I don't disagree wrt "applicable on the current context", but
I'm wary as to what someone might think that should mean.

I don't think Emacs should be overly ambitious here in excluding
commands.  It should instead exclude only commands that it is
absolutely sure no user would be able to use in the current
context.  What "context" means here is probably the real question.

> Then we have non-predictability. You enable a mode through an
> autoloaded function and suddenly, for the rest of the Emacs
> session, `M-x foo' no longer resolves to the same list of
> candidates where it used to.

You see?  Now that's an example of what I meant by the meaning
of "context" being important.

To me, if you have loaded a library that defines commands that
you can invoke currently (which, a priori is the case for most
commands), then I *want* `M-x' to include those commands when
my input matches their names.

If I load a library (or it is autoloaded) then I expect to be
able to invoke its commands using `M-x'.  I certainly hope
that feature is not removed in favor of some "predictability".

I am becoming more wary of the proposed change...

> > Certainly any command that is bound to a key sequence that
> > is available in the current context should be a candidate.
> > (That's a minimum.)
> 
> IMHO introducing ad-hoc heuristics for *discarding* candidates
> is very risky.

That was my point.  Emacs needs to be very sure that it makes
no sense for a given command to be invoked currently using
`M-x', before it thinks about excluding that command.

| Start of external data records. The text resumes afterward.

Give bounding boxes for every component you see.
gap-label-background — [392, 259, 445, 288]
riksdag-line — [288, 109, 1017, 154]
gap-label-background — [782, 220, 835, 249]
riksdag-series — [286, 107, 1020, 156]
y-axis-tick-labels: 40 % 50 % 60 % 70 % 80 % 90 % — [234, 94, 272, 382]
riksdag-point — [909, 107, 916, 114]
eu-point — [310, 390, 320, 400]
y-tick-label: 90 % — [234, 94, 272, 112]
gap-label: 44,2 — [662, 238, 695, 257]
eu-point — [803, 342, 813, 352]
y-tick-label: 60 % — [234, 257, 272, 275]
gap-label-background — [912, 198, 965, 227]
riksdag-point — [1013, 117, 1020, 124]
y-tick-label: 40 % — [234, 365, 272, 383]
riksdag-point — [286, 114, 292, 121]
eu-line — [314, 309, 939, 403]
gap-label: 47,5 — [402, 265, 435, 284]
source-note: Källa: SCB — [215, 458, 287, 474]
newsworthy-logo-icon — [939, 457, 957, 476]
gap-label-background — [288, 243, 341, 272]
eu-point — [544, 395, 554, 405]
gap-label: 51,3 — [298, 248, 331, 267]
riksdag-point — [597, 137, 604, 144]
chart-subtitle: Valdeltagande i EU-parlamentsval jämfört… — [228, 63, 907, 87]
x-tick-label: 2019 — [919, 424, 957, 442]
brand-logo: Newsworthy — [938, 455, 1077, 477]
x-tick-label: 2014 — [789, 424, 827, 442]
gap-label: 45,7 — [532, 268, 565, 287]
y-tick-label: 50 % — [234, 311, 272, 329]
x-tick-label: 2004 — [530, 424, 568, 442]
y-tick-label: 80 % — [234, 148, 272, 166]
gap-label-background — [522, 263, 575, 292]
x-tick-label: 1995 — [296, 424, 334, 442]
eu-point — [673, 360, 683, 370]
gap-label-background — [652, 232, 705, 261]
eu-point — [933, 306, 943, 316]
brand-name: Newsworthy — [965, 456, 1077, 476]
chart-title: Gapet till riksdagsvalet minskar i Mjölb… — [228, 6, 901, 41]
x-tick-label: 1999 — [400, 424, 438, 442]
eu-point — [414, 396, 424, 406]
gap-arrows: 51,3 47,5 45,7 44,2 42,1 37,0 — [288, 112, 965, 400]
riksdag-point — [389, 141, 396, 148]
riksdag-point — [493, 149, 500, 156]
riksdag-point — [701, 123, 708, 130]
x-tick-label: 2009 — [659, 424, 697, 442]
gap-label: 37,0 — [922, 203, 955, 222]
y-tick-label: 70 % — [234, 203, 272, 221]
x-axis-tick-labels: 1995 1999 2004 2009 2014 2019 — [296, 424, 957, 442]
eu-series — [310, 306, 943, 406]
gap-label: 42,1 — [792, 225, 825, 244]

A priori, there are very few commands that can reasonably
be excluded, with that in mind.  And in that case, little
is gained, in terms of reducing the supposed "noise".

And something is lost: the user does not see those commands.
S?he may well become confused, and think that this or that
command has not been defined or is no longer supported or...

> OTOH, if it is a matter of sorting the candidates, which is
> what the OP suggested, it is fine.

I see.  I misunderstood.  I asked whether by "noise" what
was meant was a large number of candidates.  I guess the
answer is no.  It is apparently the position of inappropriate
candidates high in the sort order that constitutes "noise",
and not their mere presence.

In that case I have a different objection.  The sorting
being used should be *very clear to users*.  And in
general it should not combine very different criteria,
such as (1) appropriateness (one form of which is what
this proposed feature is about, I guess) and, say,
(2) how recently candidates were used (or some other
sorting criterion, such as alphabetic comparison).

If sorting combines such different criteria then it can
be confusing to users.  This is all the more nefarious if
a measure of "inappropriateness" is applied unbeknownst
to the user.

Picking the right candidates to sort lower according to
the context can be tricky, and once they are sent to the
end of the list a user might well wonder what's going on.

I come back, I think, to what I said in the beginning:
"the answer (IMHO) is better completion behavior."